Lima hari kemudian, sesudah melaksanakan perintah raja, punggawa tiba kembali di keraton. Ia melaporkan kepada raja bahwa keadaan Nini Mita sama saja. Ia juga mengatakan bahwa benar Nini Mita menemukan uang 200 dinar di bawah tikar. Akan tetapi, karena Nini Mita merasa tidak memiliki uang itu, ia melaporkan penemuan uang itu kepada Ki Demang Pancal Panggung. Ternyata Ki Demang mengaku bahwa uang itu miliknya yang tertinggal ketika beberapa hari yang lalu menagih utang kepada Nini Mita.

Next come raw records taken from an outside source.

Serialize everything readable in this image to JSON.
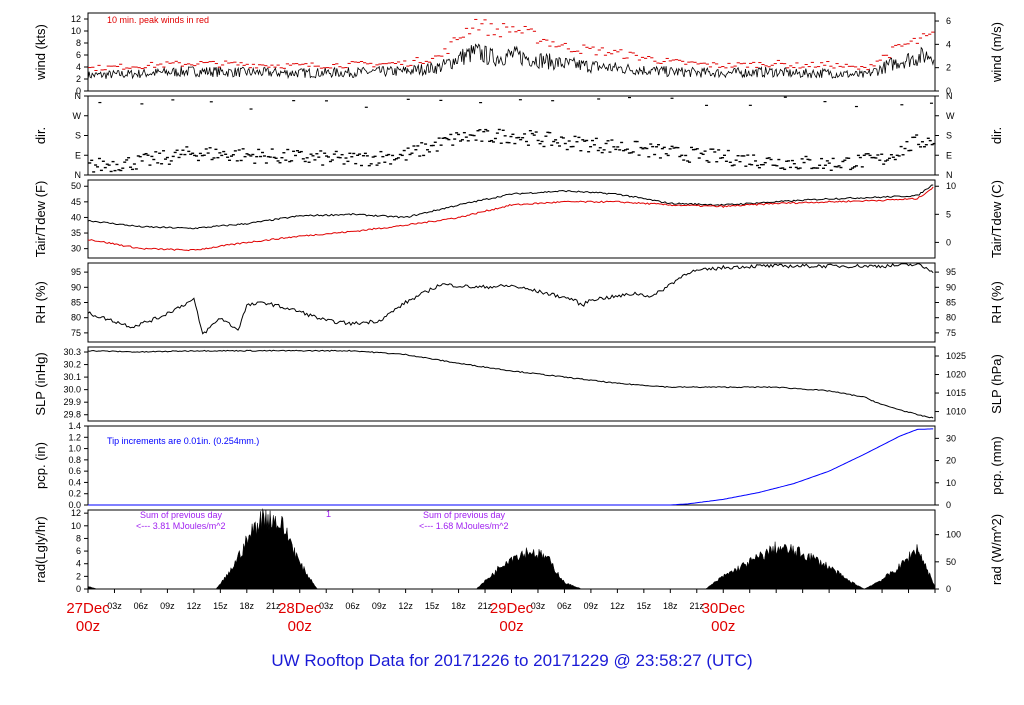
{
  "title": "UW Rooftop Data for 20171226  to  20171229 @ 23:58:27  (UTC)",
  "colors": {
    "title": "#1a1ad6",
    "date_label": "#e00000",
    "peak": "#e00000",
    "tdew": "#e00000",
    "precip": "#0000ff",
    "note_precip": "#0000ff",
    "note_rad": "#a020f0",
    "series": "#000000"
  },
  "x_axis": {
    "hour_ticks": [
      "03z",
      "06z",
      "09z",
      "12z",
      "15z",
      "18z",
      "21z",
      "03z",
      "06z",
      "09z",
      "12z",
      "15z",
      "18z",
      "21z",
      "03z",
      "06z",
      "09z",
      "12z",
      "15z",
      "18z",
      "21z"
    ],
    "date_labels": [
      {
        "date": "27Dec",
        "hour": "00z"
      },
      {
        "date": "28Dec",
        "hour": "00z"
      },
      {
        "date": "29Dec",
        "hour": "00z"
      },
      {
        "date": "30Dec",
        "hour": "00z"
      }
    ]
  },
  "notes": {
    "peak_winds": "10 min. peak winds in red",
    "tip_increments": "Tip increments are 0.01in. (0.254mm.)",
    "rad_day1_line1": "Sum of previous day",
    "rad_day1_line2": "<--- 3.81 MJoules/m^2",
    "rad_day2_line1": "Sum of previous day",
    "rad_day2_line2": "<--- 1.68 MJoules/m^2",
    "rad_marker": "1"
  },
  "panels": [
    {
      "id": "wind",
      "left_label": "wind (kts)",
      "right_label": "wind (m/s)",
      "left_ticks": [
        "0",
        "2",
        "4",
        "6",
        "8",
        "10",
        "12"
      ],
      "right_ticks": [
        "0",
        "2",
        "4",
        "6"
      ]
    },
    {
      "id": "dir",
      "left_label": "dir.",
      "right_label": "dir.",
      "left_ticks": [
        "N",
        "E",
        "S",
        "W",
        "N"
      ],
      "right_ticks": [
        "N",
        "E",
        "S",
        "W",
        "N"
      ]
    },
    {
      "id": "temp",
      "left_label": "Tair/Tdew (F)",
      "right_label": "Tair/Tdew (C)",
      "left_ticks": [
        "30",
        "35",
        "40",
        "45",
        "50"
      ],
      "right_ticks": [
        "0",
        "5",
        "10"
      ]
    },
    {
      "id": "rh",
      "left_label": "RH (%)",
      "right_label": "RH (%)",
      "left_ticks": [
        "75",
        "80",
        "85",
        "90",
        "95"
      ],
      "right_ticks": [
        "75",
        "80",
        "85",
        "90",
        "95"
      ]
    },
    {
      "id": "slp",
      "left_label": "SLP (inHg)",
      "right_label": "SLP (hPa)",
      "left_ticks": [
        "29.8",
        "29.9",
        "30.0",
        "30.1",
        "30.2",
        "30.3"
      ],
      "right_ticks": [
        "1010",
        "1015",
        "1020",
        "1025"
      ]
    },
    {
      "id": "pcp",
      "left_label": "pcp. (in)",
      "right_label": "pcp. (mm)",
      "left_ticks": [
        "0.0",
        "0.2",
        "0.4",
        "0.6",
        "0.8",
        "1.0",
        "1.2",
        "1.4"
      ],
      "right_ticks": [
        "0",
        "10",
        "20",
        "30"
      ]
    },
    {
      "id": "rad",
      "left_label": "rad(Lgly/hr)",
      "right_label": "rad (W/m^2)",
      "left_ticks": [
        "0",
        "2",
        "4",
        "6",
        "8",
        "10",
        "12"
      ],
      "right_ticks": [
        "0",
        "50",
        "100"
      ]
    }
  ],
  "chart_data": [
    {
      "type": "line",
      "panel": "wind",
      "ylabel": "wind (kts)",
      "ylim": [
        0,
        13
      ],
      "x_unit": "hours since 27Dec 00z",
      "series": [
        {
          "name": "wind",
          "values_x": [
            0,
            6,
            12,
            18,
            24,
            30,
            36,
            40,
            42,
            44,
            46,
            48,
            50,
            54,
            60,
            66,
            72,
            78,
            80,
            84,
            88,
            92,
            96
          ],
          "values_y": [
            2.6,
            2.9,
            3.3,
            3.1,
            3.0,
            3.1,
            3.3,
            4.0,
            5.5,
            6.5,
            5.5,
            6.0,
            5.5,
            4.5,
            3.8,
            3.2,
            3.0,
            3.2,
            2.9,
            3.0,
            2.6,
            5.0,
            6.2
          ]
        },
        {
          "name": "10 min. peak winds",
          "values_x": [
            0,
            6,
            12,
            18,
            24,
            30,
            36,
            40,
            42,
            44,
            46,
            48,
            50,
            54,
            60,
            66,
            72,
            78,
            80,
            84,
            88,
            92,
            96
          ],
          "values_y": [
            3.6,
            4.0,
            4.4,
            4.2,
            4.0,
            4.2,
            4.4,
            5.5,
            8.5,
            11.0,
            9.5,
            10.0,
            9.0,
            7.0,
            6.0,
            4.6,
            4.0,
            4.4,
            4.0,
            4.2,
            3.5,
            7.0,
            8.8
          ]
        }
      ]
    },
    {
      "type": "scatter",
      "panel": "dir",
      "ylabel": "dir.",
      "ylim": [
        0,
        360
      ],
      "x_unit": "hours since 27Dec 00z",
      "series": [
        {
          "name": "dir.",
          "values_x": [
            0,
            6,
            12,
            18,
            24,
            30,
            36,
            42,
            48,
            54,
            60,
            66,
            72,
            78,
            84,
            90,
            94,
            96
          ],
          "values_y": [
            40,
            60,
            100,
            90,
            80,
            70,
            90,
            170,
            180,
            150,
            130,
            100,
            80,
            60,
            50,
            70,
            150,
            160
          ]
        }
      ]
    },
    {
      "type": "line",
      "panel": "temp",
      "ylabel": "Tair/Tdew (F)",
      "ylim": [
        27,
        52
      ],
      "x_unit": "hours since 27Dec 00z",
      "series": [
        {
          "name": "Tair",
          "values_x": [
            0,
            6,
            12,
            18,
            24,
            30,
            36,
            42,
            48,
            54,
            60,
            66,
            72,
            78,
            84,
            90,
            94,
            96
          ],
          "values_y": [
            39.0,
            37.0,
            36.5,
            38.0,
            40.5,
            41.0,
            40.0,
            44.0,
            47.5,
            48.5,
            47.5,
            44.5,
            44.0,
            45.0,
            46.0,
            46.5,
            47.0,
            51.0
          ]
        },
        {
          "name": "Tdew",
          "values_x": [
            0,
            6,
            12,
            18,
            24,
            30,
            36,
            42,
            48,
            54,
            60,
            66,
            72,
            78,
            84,
            90,
            94,
            96
          ],
          "values_y": [
            33.0,
            30.0,
            29.5,
            32.0,
            34.0,
            35.5,
            37.5,
            40.0,
            44.0,
            45.0,
            45.0,
            44.0,
            43.5,
            44.5,
            45.0,
            45.5,
            46.0,
            50.0
          ]
        }
      ]
    },
    {
      "type": "line",
      "panel": "rh",
      "ylabel": "RH (%)",
      "ylim": [
        72,
        98
      ],
      "x_unit": "hours since 27Dec 00z",
      "series": [
        {
          "name": "RH",
          "values_x": [
            0,
            5,
            8,
            12,
            13,
            15,
            17,
            18,
            20,
            24,
            27,
            30,
            33,
            36,
            40,
            44,
            48,
            52,
            55,
            56,
            57,
            60,
            62,
            64,
            66,
            68,
            72,
            76,
            80,
            84,
            90,
            94,
            96
          ],
          "values_y": [
            81.5,
            77,
            80,
            86,
            74.5,
            80,
            76,
            84,
            85,
            82,
            79,
            78,
            79,
            85,
            91,
            90,
            90.5,
            88,
            86,
            84,
            86,
            87,
            88,
            87,
            91,
            95,
            96.5,
            97,
            97,
            97,
            97,
            97.5,
            95
          ]
        }
      ]
    },
    {
      "type": "line",
      "panel": "slp",
      "ylabel": "SLP (inHg)",
      "ylim": [
        29.75,
        30.34
      ],
      "x_unit": "hours since 27Dec 00z",
      "series": [
        {
          "name": "SLP",
          "values_x": [
            0,
            6,
            12,
            18,
            24,
            30,
            36,
            42,
            48,
            54,
            60,
            66,
            72,
            78,
            84,
            88,
            90,
            94,
            96
          ],
          "values_y": [
            30.31,
            30.3,
            30.31,
            30.31,
            30.31,
            30.31,
            30.28,
            30.21,
            30.15,
            30.1,
            30.05,
            30.02,
            30.02,
            30.02,
            29.99,
            29.94,
            29.88,
            29.8,
            29.77
          ]
        }
      ]
    },
    {
      "type": "line",
      "panel": "pcp",
      "ylabel": "pcp. (in)",
      "ylim": [
        0,
        1.4
      ],
      "x_unit": "hours since 27Dec 00z",
      "series": [
        {
          "name": "pcp",
          "values_x": [
            0,
            60,
            66,
            68,
            72,
            76,
            80,
            84,
            88,
            92,
            94,
            96
          ],
          "values_y": [
            0,
            0,
            0,
            0.02,
            0.1,
            0.22,
            0.38,
            0.6,
            0.9,
            1.22,
            1.34,
            1.35
          ]
        }
      ]
    },
    {
      "type": "area",
      "panel": "rad",
      "ylabel": "rad(Lgly/hr)",
      "ylim": [
        0,
        12.5
      ],
      "x_unit": "hours since 27Dec 00z",
      "series": [
        {
          "name": "rad",
          "values_x": [
            0,
            1,
            14.5,
            16,
            18,
            19,
            20,
            21,
            22,
            23,
            24,
            26,
            44,
            46,
            47,
            48,
            50,
            51,
            52,
            53,
            54,
            56,
            70,
            72,
            74,
            76,
            78,
            80,
            82,
            84,
            86,
            88,
            90,
            92,
            94,
            96
          ],
          "values_y": [
            0.4,
            0,
            0,
            2.5,
            7.5,
            10.0,
            11.5,
            11.0,
            10.0,
            7.5,
            4.0,
            0,
            0,
            2.5,
            4.0,
            5.0,
            6.0,
            5.5,
            5.0,
            3.0,
            1.0,
            0,
            0,
            2.0,
            3.5,
            5.0,
            6.5,
            6.0,
            5.0,
            3.5,
            1.5,
            0,
            1.5,
            3.5,
            6.5,
            0.4
          ]
        }
      ]
    }
  ]
}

Sunan Paku Buwono V hampir murka mendengar laporan punggawa. Hanya karena kebijaksanaannya, raja mampu menahan amarah. Pada malam harinya, raja kembali tidak dapat tidur. Dalam benaknya muncul gagasan bahwa memang benar si Pancal Panggung harus dihukum mati sesuai dengan wangsit itu. Tatkala subuh tiba dan dari jauh terdengar panggilan bersujud, Sunan Paku Buwono seakan-akan mendengar suara lagi. Menurut suara itu, Ki Demang Pancal Panggung tidak perlu dihukum mati untuk mengembalikan kemakmuran dan kesejahteraan rakyat Surakarta. Akan tetapi, yang harus dibuang jauh-jauh adalah sifat tamak, dengki, kikir, dan merendahkan sesama manusia. Artinya, jika penduduk dan rakyat Surakarta sedang dilanda wabah, yang harus dilakukan adalah saling menolong. Orang kaya menolong orang miskin; yang miskin menunjukkan terima kasih karena ditolong. Orang sehat membantu orang sakit; yang sedang sakit menerima bantuan dengan ikhlas dan penuh syukur atas rahmat yang diberikan Tuhan melalui uluran kasih dari yang sehat.

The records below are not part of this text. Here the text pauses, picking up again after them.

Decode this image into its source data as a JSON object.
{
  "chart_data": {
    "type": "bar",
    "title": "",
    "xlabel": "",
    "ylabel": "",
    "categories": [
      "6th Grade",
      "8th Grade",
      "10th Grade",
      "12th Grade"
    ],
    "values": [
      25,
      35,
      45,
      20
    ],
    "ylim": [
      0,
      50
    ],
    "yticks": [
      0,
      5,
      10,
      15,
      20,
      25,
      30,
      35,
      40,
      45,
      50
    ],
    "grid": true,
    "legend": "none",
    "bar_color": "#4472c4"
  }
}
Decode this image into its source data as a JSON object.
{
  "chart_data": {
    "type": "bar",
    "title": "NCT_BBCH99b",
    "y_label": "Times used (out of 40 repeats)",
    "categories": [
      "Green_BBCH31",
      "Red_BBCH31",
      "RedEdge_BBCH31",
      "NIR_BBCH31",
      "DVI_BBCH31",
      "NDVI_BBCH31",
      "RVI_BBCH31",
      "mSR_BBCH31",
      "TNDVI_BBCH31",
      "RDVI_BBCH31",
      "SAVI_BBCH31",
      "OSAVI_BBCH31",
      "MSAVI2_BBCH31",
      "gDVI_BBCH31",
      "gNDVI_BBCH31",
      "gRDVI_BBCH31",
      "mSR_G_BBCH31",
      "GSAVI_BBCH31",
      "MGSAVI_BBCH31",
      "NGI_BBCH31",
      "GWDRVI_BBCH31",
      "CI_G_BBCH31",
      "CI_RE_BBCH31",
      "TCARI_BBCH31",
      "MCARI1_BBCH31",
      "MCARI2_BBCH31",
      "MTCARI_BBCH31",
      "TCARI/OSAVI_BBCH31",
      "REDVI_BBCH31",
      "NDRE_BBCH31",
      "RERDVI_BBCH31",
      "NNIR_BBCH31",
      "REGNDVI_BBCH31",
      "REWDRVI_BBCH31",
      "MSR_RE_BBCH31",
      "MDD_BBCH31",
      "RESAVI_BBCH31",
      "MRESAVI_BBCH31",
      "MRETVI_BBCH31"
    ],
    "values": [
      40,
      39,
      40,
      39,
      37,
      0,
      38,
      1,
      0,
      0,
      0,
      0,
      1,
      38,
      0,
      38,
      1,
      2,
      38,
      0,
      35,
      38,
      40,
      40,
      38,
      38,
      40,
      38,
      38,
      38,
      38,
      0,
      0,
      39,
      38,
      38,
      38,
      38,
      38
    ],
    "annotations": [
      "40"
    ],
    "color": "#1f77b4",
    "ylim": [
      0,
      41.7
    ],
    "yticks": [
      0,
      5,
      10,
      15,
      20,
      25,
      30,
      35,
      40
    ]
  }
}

Raja Paku Buwono V segera mengumumkan perintah itu. Secara perlahan-lahan, wabah penyakit berkurang dan akhirnya lenyap. Pohon-pohon di wilayah Gunung Kidul kembali berbuah, ternak-ternak berkembang biak, dan padi pun tumbuh lebat menguning di sawah.
Beberapa saat kemudian, terdengar berita bahwa Ki Demang Pancal Panggung meninggal karena tertindih berkarung-karung beras yang disimpannya.